The detail of the plans we’ve got so far reflects this business-as-usual strategy. In transport, it’s all about electric cars, despite the fact that concentrating transport policy on these rather than on public transport has been called delusional. For industry, there’s a clear focus on carbon capture and storage, despite the fact that this hasn’t yet been shown to work at significant scale. For the difficult bits, like aviation, there’s offsetting.
This is how we should understand the apparent contradiction of a government trumpeting its green credentials while approving or considering a new coal mine in Cumbria, a gas-fired power station in Yorkshire and a North Sea oil field. It isn’t just hypocrisy, or the right hand not knowing what the even further right hand is doing. The Tories really do believe that all that the climate crisis requires of government is a few technological tweaks. We can, example, carry on using fossil fuels, we can just capture the carbon and store it under the sea for ever. Because nothing could ever possibly go wrong with that plan.

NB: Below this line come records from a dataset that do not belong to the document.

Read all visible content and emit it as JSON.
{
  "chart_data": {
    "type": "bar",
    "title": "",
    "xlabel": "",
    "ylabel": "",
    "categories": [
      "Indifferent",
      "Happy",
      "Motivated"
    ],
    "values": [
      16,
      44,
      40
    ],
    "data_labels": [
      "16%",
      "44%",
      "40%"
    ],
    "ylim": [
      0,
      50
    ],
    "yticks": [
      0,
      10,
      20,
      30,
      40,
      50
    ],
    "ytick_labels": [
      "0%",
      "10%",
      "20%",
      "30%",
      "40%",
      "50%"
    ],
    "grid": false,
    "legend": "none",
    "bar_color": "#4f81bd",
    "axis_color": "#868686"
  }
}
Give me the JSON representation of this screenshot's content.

To be fair, the Tories would agree that the scale and seriousness of the climate crisis we’re facing is going to need more than just the restricted actions they’re proposing. It’s just that they don’t think that it’s the government’s role to do more. With quite breath-taking cheek, the government that we’ve been demonstrating at for years to do something about the climate crisis has launched a campaign called Together for our Planet, in which they are calling on us, ‘businesses, civil society groups, schools and the British public to take action on climate change.’ The website doesn’t currently specify what those actions should be, but given the hashtag #onestepgreener, it’s reasonable to suspect that we’re in the nudge territory of rinsing plates and freezing leftover bread.

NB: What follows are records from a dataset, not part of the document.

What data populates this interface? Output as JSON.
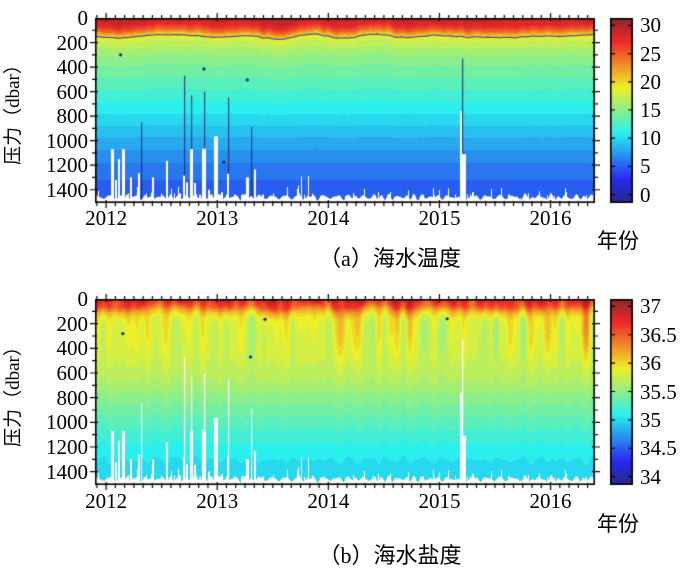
{
  "figure": {
    "panels": [
      {
        "caption": "（a）海水温度",
        "xlabel": "年份",
        "ylabel": "压力（dbar）"
      },
      {
        "caption": "（b）海水盐度",
        "xlabel": "年份",
        "ylabel": "压力（dbar）"
      }
    ]
  },
  "chart_data": [
    {
      "type": "heatmap",
      "title": "（a）海水温度",
      "xlabel": "年份",
      "ylabel": "压力（dbar）",
      "x_range": [
        2011.9,
        2016.4
      ],
      "x_ticks": [
        2012,
        2013,
        2014,
        2015,
        2016
      ],
      "x_minor_tick_interval_years": 0.0833,
      "y_range": [
        0,
        1500
      ],
      "y_ticks": [
        0,
        200,
        400,
        600,
        800,
        1000,
        1200,
        1400
      ],
      "y_minor_tick_interval": 100,
      "colormap": "jet",
      "colorbar": {
        "min": 0,
        "max": 30,
        "ticks": [
          0,
          5,
          10,
          15,
          20,
          25,
          30
        ],
        "position": "right"
      },
      "quantize_step": 1.0,
      "profile": {
        "pressure_dbar": [
          0,
          50,
          100,
          150,
          200,
          300,
          400,
          500,
          600,
          700,
          800,
          900,
          1000,
          1100,
          1200,
          1300,
          1400,
          1500
        ],
        "value": [
          29,
          28,
          24.5,
          19,
          17.2,
          15.5,
          14.3,
          13.3,
          12.3,
          11.3,
          10.3,
          9.2,
          8.2,
          7.2,
          6.3,
          5.6,
          5.0,
          4.6
        ]
      },
      "contour_line": {
        "value": 19,
        "approx_pressure_dbar": 150,
        "color": "#45598a"
      },
      "missing_data_spikes": [
        [
          2012.055,
          1070,
          3
        ],
        [
          2012.085,
          1320,
          2
        ],
        [
          2012.115,
          1150,
          2
        ],
        [
          2012.15,
          1070,
          3
        ],
        [
          2012.19,
          1440,
          2
        ],
        [
          2012.225,
          1300,
          2
        ],
        [
          2012.3,
          1265,
          2
        ],
        [
          2012.36,
          1430,
          1
        ],
        [
          2012.425,
          1300,
          2
        ],
        [
          2012.49,
          1430,
          1
        ],
        [
          2012.55,
          1165,
          2
        ],
        [
          2012.615,
          1430,
          1
        ],
        [
          2012.665,
          1430,
          2
        ],
        [
          2012.7,
          1285,
          2
        ],
        [
          2012.73,
          1340,
          2
        ],
        [
          2012.765,
          1070,
          3
        ],
        [
          2012.8,
          1345,
          2
        ],
        [
          2012.845,
          1440,
          2
        ],
        [
          2012.88,
          1065,
          4
        ],
        [
          2012.93,
          1400,
          2
        ],
        [
          2012.985,
          965,
          4
        ],
        [
          2013.04,
          1420,
          2
        ],
        [
          2013.1,
          1270,
          2
        ],
        [
          2013.16,
          1440,
          2
        ],
        [
          2013.225,
          1435,
          1
        ],
        [
          2013.27,
          1300,
          3
        ],
        [
          2013.34,
          1235,
          2
        ],
        [
          2013.41,
          1440,
          2
        ],
        [
          2013.5,
          1430,
          1
        ],
        [
          2013.62,
          1445,
          1
        ],
        [
          2013.78,
          1440,
          1
        ],
        [
          2013.96,
          1445,
          1
        ],
        [
          2014.15,
          1450,
          1
        ],
        [
          2014.42,
          1445,
          1
        ],
        [
          2014.7,
          1450,
          1
        ],
        [
          2014.95,
          1445,
          1
        ],
        [
          2015.19,
          760,
          2
        ],
        [
          2015.215,
          1110,
          5
        ],
        [
          2015.3,
          1420,
          2
        ],
        [
          2015.46,
          1435,
          1
        ],
        [
          2015.63,
          1440,
          2
        ],
        [
          2015.8,
          1430,
          1
        ],
        [
          2015.97,
          1445,
          1
        ],
        [
          2016.14,
          1420,
          2
        ],
        [
          2016.32,
          1445,
          1
        ],
        [
          2016.47,
          1430,
          2
        ],
        [
          2016.6,
          1440,
          2
        ]
      ],
      "anomaly_streaks": [
        [
          2012.315,
          850
        ],
        [
          2012.7,
          470
        ],
        [
          2012.765,
          630
        ],
        [
          2012.88,
          600
        ],
        [
          2013.1,
          650
        ],
        [
          2013.3,
          890
        ],
        [
          2015.205,
          330
        ]
      ],
      "dark_spots": [
        [
          2012.13,
          300
        ],
        [
          2012.88,
          415
        ],
        [
          2013.27,
          505
        ],
        [
          2013.06,
          1175
        ]
      ],
      "gap_seed": 11,
      "texture_seed": 3
    },
    {
      "type": "heatmap",
      "title": "（b）海水盐度",
      "xlabel": "年份",
      "ylabel": "压力（dbar）",
      "x_range": [
        2011.9,
        2016.4
      ],
      "x_ticks": [
        2012,
        2013,
        2014,
        2015,
        2016
      ],
      "x_minor_tick_interval_years": 0.0833,
      "y_range": [
        0,
        1500
      ],
      "y_ticks": [
        0,
        200,
        400,
        600,
        800,
        1000,
        1200,
        1400
      ],
      "y_minor_tick_interval": 100,
      "colormap": "jet",
      "colorbar": {
        "min": 34,
        "max": 37,
        "ticks": [
          34,
          34.5,
          35,
          35.5,
          36,
          36.5,
          37
        ],
        "position": "right"
      },
      "quantize_step": 0.1,
      "profile": {
        "pressure_dbar": [
          0,
          50,
          100,
          150,
          200,
          300,
          400,
          500,
          600,
          700,
          800,
          900,
          1000,
          1100,
          1200,
          1300,
          1400,
          1500
        ],
        "value": [
          36.75,
          36.6,
          36.15,
          35.9,
          35.85,
          35.82,
          35.8,
          35.76,
          35.7,
          35.62,
          35.5,
          35.4,
          35.3,
          35.2,
          35.12,
          35.05,
          35.0,
          34.98
        ]
      },
      "contour_line": null,
      "missing_data_spikes": [
        [
          2012.055,
          1070,
          3
        ],
        [
          2012.085,
          1320,
          2
        ],
        [
          2012.115,
          1150,
          2
        ],
        [
          2012.15,
          1070,
          3
        ],
        [
          2012.19,
          1440,
          2
        ],
        [
          2012.225,
          1300,
          2
        ],
        [
          2012.3,
          1265,
          2
        ],
        [
          2012.36,
          1430,
          1
        ],
        [
          2012.425,
          1300,
          2
        ],
        [
          2012.49,
          1430,
          1
        ],
        [
          2012.55,
          1165,
          2
        ],
        [
          2012.615,
          1430,
          1
        ],
        [
          2012.665,
          1430,
          2
        ],
        [
          2012.7,
          1285,
          2
        ],
        [
          2012.73,
          1340,
          2
        ],
        [
          2012.765,
          1070,
          3
        ],
        [
          2012.8,
          1345,
          2
        ],
        [
          2012.845,
          1440,
          2
        ],
        [
          2012.88,
          1065,
          4
        ],
        [
          2012.93,
          1400,
          2
        ],
        [
          2012.985,
          965,
          4
        ],
        [
          2013.04,
          1420,
          2
        ],
        [
          2013.1,
          1270,
          2
        ],
        [
          2013.16,
          1440,
          2
        ],
        [
          2013.225,
          1435,
          1
        ],
        [
          2013.27,
          1300,
          3
        ],
        [
          2013.34,
          1235,
          2
        ],
        [
          2013.41,
          1440,
          2
        ],
        [
          2013.5,
          1430,
          1
        ],
        [
          2013.62,
          1445,
          1
        ],
        [
          2013.78,
          1440,
          1
        ],
        [
          2013.96,
          1445,
          1
        ],
        [
          2014.15,
          1450,
          1
        ],
        [
          2014.42,
          1445,
          1
        ],
        [
          2014.7,
          1450,
          1
        ],
        [
          2014.95,
          1445,
          1
        ],
        [
          2015.19,
          760,
          2
        ],
        [
          2015.215,
          1110,
          5
        ],
        [
          2015.3,
          1420,
          2
        ],
        [
          2015.46,
          1435,
          1
        ],
        [
          2015.63,
          1440,
          2
        ],
        [
          2015.8,
          1430,
          1
        ],
        [
          2015.97,
          1445,
          1
        ],
        [
          2016.14,
          1420,
          2
        ],
        [
          2016.32,
          1445,
          1
        ],
        [
          2016.47,
          1430,
          2
        ],
        [
          2016.6,
          1440,
          2
        ]
      ],
      "anomaly_streaks": [
        [
          2012.315,
          850
        ],
        [
          2012.7,
          470
        ],
        [
          2012.765,
          630
        ],
        [
          2012.88,
          600
        ],
        [
          2013.1,
          650
        ],
        [
          2013.3,
          890
        ],
        [
          2015.205,
          330
        ]
      ],
      "dark_spots": [
        [
          2012.15,
          280
        ],
        [
          2013.3,
          470
        ],
        [
          2013.43,
          165
        ],
        [
          2015.07,
          160
        ]
      ],
      "gap_seed": 11,
      "texture_seed": 7
    }
  ]
}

The Tories have learned from the last few years of climate strikes and XR actions that they have to talk the talk on the climate crisis, safe in the knowledge that as individuals, they’ll be ensconced in their seats in the Lords long before the failure of their market mechanisms and techno-fixes has become apparent. What they should have learned is that ordinary people are way ahead of them.
We understand that the climate crisis needs far-reaching collective solutions, to create green infrastructure for 100% renewable power generation, to ensure that everyone can use public transport rather than the car, to find practical and fair solutions to issues like domestic heating and aviation. These are things that need state action, not profit-driven pseudo-solutions from the market. We need the government to act, not fold their arms and retort that they told us to do something. We’ve dragged them this far by getting out on the streets, but we need to drag them further. That’s why I’ll be marching in Manchester.